Il Museo Józef Piłsudski di Sulejówek ha aperto un portale sul fratello maggiore del maresciallo Bronisław. “È così colorato che chiunque abbia sentito parlare di lui almeno una volta ne rimane colpito”, afferma la dott.ssa Jadwiga Rodowicz-Czechowska, capo del dipartimento di sviluppo del museo.
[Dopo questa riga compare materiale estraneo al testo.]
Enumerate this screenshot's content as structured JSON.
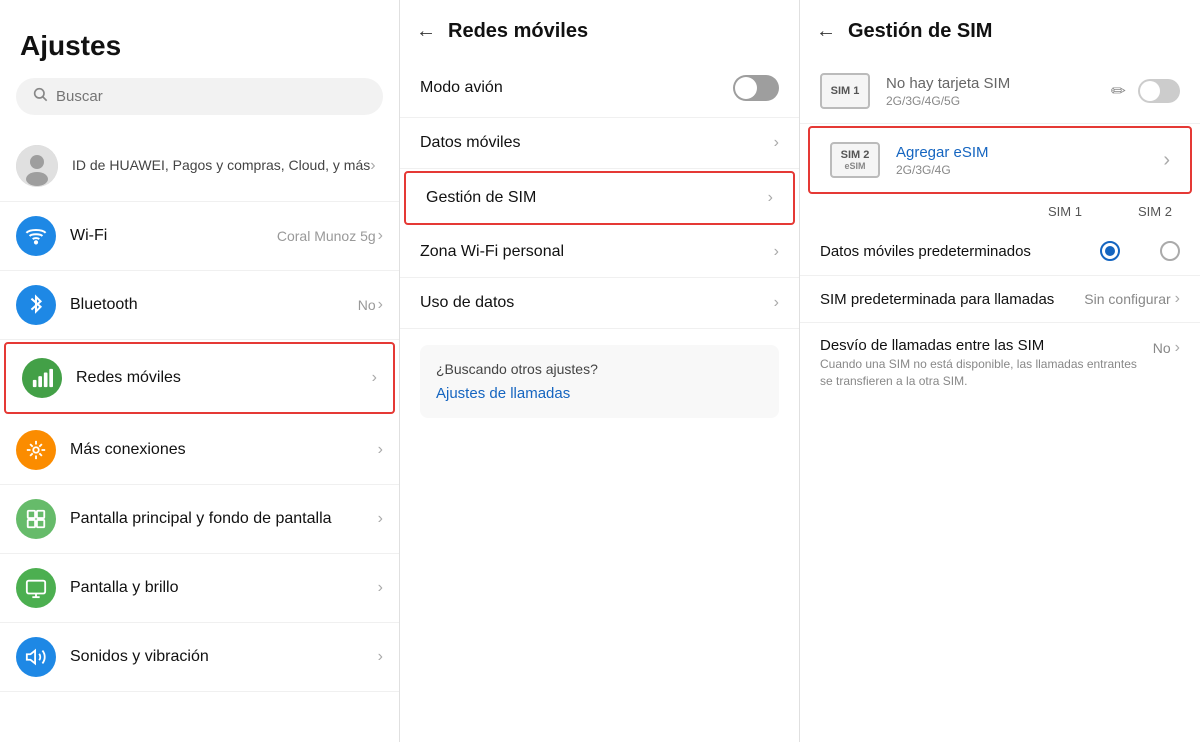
{
  "leftPanel": {
    "title": "Ajustes",
    "search": {
      "placeholder": "Buscar"
    },
    "profileItem": {
      "label": "ID de HUAWEI, Pagos y compras, Cloud, y más"
    },
    "menuItems": [
      {
        "id": "wifi",
        "label": "Wi-Fi",
        "value": "Coral Munoz 5g",
        "iconColor": "ic-wifi",
        "iconSymbol": "wifi"
      },
      {
        "id": "bluetooth",
        "label": "Bluetooth",
        "value": "No",
        "iconColor": "ic-bluetooth",
        "iconSymbol": "bluetooth"
      },
      {
        "id": "redes",
        "label": "Redes móviles",
        "value": "",
        "iconColor": "ic-network",
        "iconSymbol": "network",
        "highlighted": true
      },
      {
        "id": "mas",
        "label": "Más conexiones",
        "value": "",
        "iconColor": "ic-more",
        "iconSymbol": "more"
      },
      {
        "id": "pantalla-fondo",
        "label": "Pantalla principal y fondo de pantalla",
        "value": "",
        "iconColor": "ic-home",
        "iconSymbol": "home"
      },
      {
        "id": "pantalla-brillo",
        "label": "Pantalla y brillo",
        "value": "",
        "iconColor": "ic-display",
        "iconSymbol": "display"
      },
      {
        "id": "sonidos",
        "label": "Sonidos y vibración",
        "value": "",
        "iconColor": "ic-sound",
        "iconSymbol": "sound"
      }
    ]
  },
  "middlePanel": {
    "title": "Redes móviles",
    "backLabel": "←",
    "rows": [
      {
        "id": "modo-avion",
        "label": "Modo avión",
        "type": "toggle",
        "toggleOn": false
      },
      {
        "id": "datos-moviles",
        "label": "Datos móviles",
        "type": "chevron"
      },
      {
        "id": "gestion-sim",
        "label": "Gestión de SIM",
        "type": "chevron",
        "highlighted": true
      },
      {
        "id": "zona-wifi",
        "label": "Zona Wi-Fi personal",
        "type": "chevron"
      },
      {
        "id": "uso-datos",
        "label": "Uso de datos",
        "type": "chevron"
      }
    ],
    "suggestion": {
      "title": "¿Buscando otros ajustes?",
      "link": "Ajustes de llamadas"
    }
  },
  "rightPanel": {
    "title": "Gestión de SIM",
    "backLabel": "←",
    "sim1": {
      "slotLabel": "SIM 1",
      "statusText": "No hay tarjeta SIM",
      "techText": "2G/3G/4G/5G",
      "toggleOn": false
    },
    "sim2": {
      "slotLabel": "SIM 2",
      "slotSub": "eSIM",
      "name": "Agregar eSIM",
      "techText": "2G/3G/4G",
      "highlighted": true
    },
    "tableHeaders": {
      "sim1": "SIM 1",
      "sim2": "SIM 2"
    },
    "options": [
      {
        "id": "datos-pred",
        "label": "Datos móviles predeterminados",
        "type": "radio",
        "sim1Selected": true,
        "sim2Selected": false
      },
      {
        "id": "sim-llamadas",
        "label": "SIM predeterminada para llamadas",
        "type": "value",
        "value": "Sin configurar"
      }
    ],
    "desvio": {
      "title": "Desvío de llamadas entre las SIM",
      "sub": "Cuando una SIM no está disponible, las llamadas entrantes se transfieren a la otra SIM.",
      "value": "No"
    }
  }
}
In un’intervista con PAP, la dott.ssa Jadwiga Rodowicz-Czechowska, specialista giapponese specializzata nella storia del teatro e del teatro giapponese, ex ambasciatrice della Repubblica di Polonia in Giappone (2008-2012) e capo del dipartimento di sviluppo del museo, che ha anche guidato il portale bronislawpilsudski.pl – ha spiegato che gli iniziatori di questo portale sono stati gli ex direttori del museo – Robert Supeł e Krzysztof Jaraczewski. “Hanno notato che il crescente interesse per la figura del fratello maggiore del maresciallo deve essere soddisfatto. Quando è nata questa iniziativa, i primi polacchi hanno eretto un monumento a Bronisław Hokkaido, finanziato dal Ministero polacco della cultura e del patrimonio nazionale. Il ministero degli Esteri ha svelato .. è stato deciso e le basi principali delle informazioni sono state raccolte quando abbiamo aperto il nostro complesso museale a Sulejówek “- ha spiegato Rodowicz-Czechowska.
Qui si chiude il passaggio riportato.